Publié le 17 avril 2019

ÉNERGIE

Nucléaire : que faire des matières et déchets radioactifs ?

Enfouissement, entreposage en piscine ou à sec...Un débat public sur la gestion des matières et déchets radioactifs, commence ce mercredi 17 avril pour six mois. Au-delà des controverses techniques, il ambitionne de poser les bases d’un débat sur un choix de société : quel héritage voulons-nous laisser aux générations futures ?

Dechets nucleaire iStock Jumbo2010
Un débat public de six mois va se dérouler concernant la gestion des matières et déchets radioactifs
@Jumbo2010

C’est un débat public hautement sensible qui s’ouvre ce 17 avril pour six mois. Jusqu’au 25 septembre, les citoyens sont invités à se prononcer sur la gestion des matières et déchets radioactifs. Un sujet complexe, symbole du clivage entre pro et antinucléaire. Et qui est particulièrement important dans un pays qui possède le deuxième parc de réacteurs au monde, avec 58 réacteurs en activité.

Ne pas se limiter aux questions techniques

Dans ce contexte, l’ambition du débat est de ne pas se limiter aux questions techniques. "Nous voulons donner une dimension plus complète du sujet, voir derrière ce que ça signifie pour la société", explique à l'AFP Isabelle Harel-Dutirou, présidente de la commission qui l'organise. "L'un des sujets profonds de ce débat est la question d'éthique, de transmission, la question de la gestion des déchets sur du très long terme", souligne-t-elle. Les déchets de haute activité et ceux de moyenne activité à vie longue peuvent en effet s’avérer radioactifs jusqu'à plusieurs centaines de milliers d'années.

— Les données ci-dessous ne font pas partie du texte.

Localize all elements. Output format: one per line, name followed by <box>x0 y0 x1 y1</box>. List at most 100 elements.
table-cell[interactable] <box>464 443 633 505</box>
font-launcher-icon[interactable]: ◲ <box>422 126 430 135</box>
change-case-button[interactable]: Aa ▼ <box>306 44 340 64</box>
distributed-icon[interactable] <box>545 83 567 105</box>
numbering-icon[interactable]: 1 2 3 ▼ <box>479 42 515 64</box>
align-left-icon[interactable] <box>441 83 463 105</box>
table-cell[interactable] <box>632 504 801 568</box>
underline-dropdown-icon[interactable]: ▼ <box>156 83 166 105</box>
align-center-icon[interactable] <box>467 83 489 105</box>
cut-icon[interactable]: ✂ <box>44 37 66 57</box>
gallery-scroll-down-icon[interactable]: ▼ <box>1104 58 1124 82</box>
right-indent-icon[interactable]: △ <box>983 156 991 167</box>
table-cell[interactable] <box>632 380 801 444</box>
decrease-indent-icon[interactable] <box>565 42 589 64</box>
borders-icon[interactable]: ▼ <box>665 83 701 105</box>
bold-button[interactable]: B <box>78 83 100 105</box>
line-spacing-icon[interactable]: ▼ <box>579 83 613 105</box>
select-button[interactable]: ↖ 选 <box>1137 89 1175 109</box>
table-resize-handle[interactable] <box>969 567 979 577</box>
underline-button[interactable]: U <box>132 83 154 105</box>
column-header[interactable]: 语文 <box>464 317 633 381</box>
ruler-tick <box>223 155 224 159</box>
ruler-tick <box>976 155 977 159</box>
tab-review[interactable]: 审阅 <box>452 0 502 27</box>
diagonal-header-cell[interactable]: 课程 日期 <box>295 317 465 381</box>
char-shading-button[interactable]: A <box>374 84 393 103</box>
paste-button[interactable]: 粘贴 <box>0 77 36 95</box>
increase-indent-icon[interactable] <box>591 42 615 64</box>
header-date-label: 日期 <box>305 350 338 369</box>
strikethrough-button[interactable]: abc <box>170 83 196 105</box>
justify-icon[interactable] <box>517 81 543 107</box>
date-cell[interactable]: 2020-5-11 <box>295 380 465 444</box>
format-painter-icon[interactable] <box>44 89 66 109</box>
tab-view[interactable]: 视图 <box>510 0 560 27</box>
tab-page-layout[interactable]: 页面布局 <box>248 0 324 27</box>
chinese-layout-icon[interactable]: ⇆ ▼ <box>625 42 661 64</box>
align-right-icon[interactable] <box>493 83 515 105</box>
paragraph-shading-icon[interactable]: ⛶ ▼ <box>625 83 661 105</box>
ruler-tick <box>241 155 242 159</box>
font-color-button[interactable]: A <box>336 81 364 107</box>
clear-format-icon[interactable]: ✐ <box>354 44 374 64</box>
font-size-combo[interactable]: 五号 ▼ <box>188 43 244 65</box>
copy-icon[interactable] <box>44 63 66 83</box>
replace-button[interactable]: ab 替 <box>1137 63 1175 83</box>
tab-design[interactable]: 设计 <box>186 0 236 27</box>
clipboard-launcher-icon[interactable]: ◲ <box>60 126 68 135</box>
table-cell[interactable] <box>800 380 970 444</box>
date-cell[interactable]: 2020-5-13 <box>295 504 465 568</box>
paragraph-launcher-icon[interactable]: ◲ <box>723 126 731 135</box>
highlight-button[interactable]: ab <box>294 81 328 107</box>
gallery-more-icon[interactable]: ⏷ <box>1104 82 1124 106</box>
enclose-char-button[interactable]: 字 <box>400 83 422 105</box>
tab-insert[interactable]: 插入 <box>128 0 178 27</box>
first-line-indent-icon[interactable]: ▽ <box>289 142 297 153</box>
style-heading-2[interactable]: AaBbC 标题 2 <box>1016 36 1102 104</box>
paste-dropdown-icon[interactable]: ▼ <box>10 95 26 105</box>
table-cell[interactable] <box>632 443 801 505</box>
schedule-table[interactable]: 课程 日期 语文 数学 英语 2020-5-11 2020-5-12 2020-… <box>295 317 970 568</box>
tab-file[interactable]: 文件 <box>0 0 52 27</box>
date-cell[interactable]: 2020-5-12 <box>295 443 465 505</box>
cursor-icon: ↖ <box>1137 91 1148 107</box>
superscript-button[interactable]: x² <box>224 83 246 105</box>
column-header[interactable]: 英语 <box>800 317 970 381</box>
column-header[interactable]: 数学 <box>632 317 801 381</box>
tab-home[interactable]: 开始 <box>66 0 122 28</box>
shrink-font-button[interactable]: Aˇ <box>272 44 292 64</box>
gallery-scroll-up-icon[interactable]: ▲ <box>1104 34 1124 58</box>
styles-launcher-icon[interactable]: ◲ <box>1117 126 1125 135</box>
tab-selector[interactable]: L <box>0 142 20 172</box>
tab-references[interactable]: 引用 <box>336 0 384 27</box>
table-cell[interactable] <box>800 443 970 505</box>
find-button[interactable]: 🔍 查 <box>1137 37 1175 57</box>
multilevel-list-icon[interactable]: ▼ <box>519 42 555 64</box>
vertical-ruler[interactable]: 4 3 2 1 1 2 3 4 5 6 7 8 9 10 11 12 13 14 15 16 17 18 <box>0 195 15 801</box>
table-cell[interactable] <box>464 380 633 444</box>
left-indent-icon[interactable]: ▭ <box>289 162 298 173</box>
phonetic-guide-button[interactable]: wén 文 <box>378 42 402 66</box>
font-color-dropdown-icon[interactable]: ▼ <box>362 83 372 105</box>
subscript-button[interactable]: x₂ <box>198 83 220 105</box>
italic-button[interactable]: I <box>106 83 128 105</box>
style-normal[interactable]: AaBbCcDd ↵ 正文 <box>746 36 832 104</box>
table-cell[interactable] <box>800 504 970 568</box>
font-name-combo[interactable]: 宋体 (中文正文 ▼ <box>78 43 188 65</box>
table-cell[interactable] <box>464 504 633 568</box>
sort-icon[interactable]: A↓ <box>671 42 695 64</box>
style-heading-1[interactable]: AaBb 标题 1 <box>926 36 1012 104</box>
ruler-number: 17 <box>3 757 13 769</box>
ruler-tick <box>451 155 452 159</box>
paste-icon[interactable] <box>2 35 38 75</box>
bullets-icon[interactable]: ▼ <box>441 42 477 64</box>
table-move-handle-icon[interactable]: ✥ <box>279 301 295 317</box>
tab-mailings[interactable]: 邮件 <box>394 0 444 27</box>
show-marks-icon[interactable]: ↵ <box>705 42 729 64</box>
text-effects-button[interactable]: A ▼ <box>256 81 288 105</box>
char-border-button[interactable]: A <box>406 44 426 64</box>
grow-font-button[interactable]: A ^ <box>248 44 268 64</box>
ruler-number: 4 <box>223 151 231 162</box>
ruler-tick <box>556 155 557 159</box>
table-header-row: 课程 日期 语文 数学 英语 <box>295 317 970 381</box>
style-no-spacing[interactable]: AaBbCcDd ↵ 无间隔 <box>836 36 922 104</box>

Aujourd’hui, il n'existe pas de centre de stockage des matières les plus dangereuses. Les combustibles usés sont entreposés à l’usine de la Hague mais de manière non définitive. Certains sont en attente de retraitement. Pour les déchets les plus dangereux, une loi de 2006 a fait le choix d'un stockage géologique profond ayant donné naissance au projet d'enfouissement Cigéo, à Bure (Meuse). Mais celui-ci reste très controversé.

Le stockage profond, toujours controversé

Certains espèrent que le débat puisse remettre en cause le choix de l'enfouissement profond. Mais le dossier du ministère de la Transition écologique et de l'Autorité de sûreté nucléaire - maîtres d'ouvrage du 5e Plan national de gestion des matières et déchets radioactifs (PNGMDR) qui en découlera - parle pourtant de sa "mise en oeuvre", dans le respect du principe de réversibilité.

"Nous sommes contre l'enfouissement parce qu'on n'est pas convaincu sur la géologie, sur la façon d'exploiter, et surtout sur la réversibilité" promise jusque vers 2150, commente Yannick Rousselet, de Greenpeace. L'ONG, qui contrairement à l’association Sortir du nucléaire a fait le choix de participer au débat, prône un entreposage à sec juste sous la surface en attendant des avancées de la science vers une meilleure solution. "L'argument qui dit ‘la science nous sauvera dans 20 ans’, je voudrais bien y croire, mais ça ne nous semble pas responsable de ne rien faire. Cigéo, c'est fondamentalement un choix éthique : considérer qu'on ne doit pas laisser aux générations futures le fait de se préoccuper des déchets d'aujourd'hui", répond Soraya Thabet, directrice sûreté à l'Andra qui gère ce projet.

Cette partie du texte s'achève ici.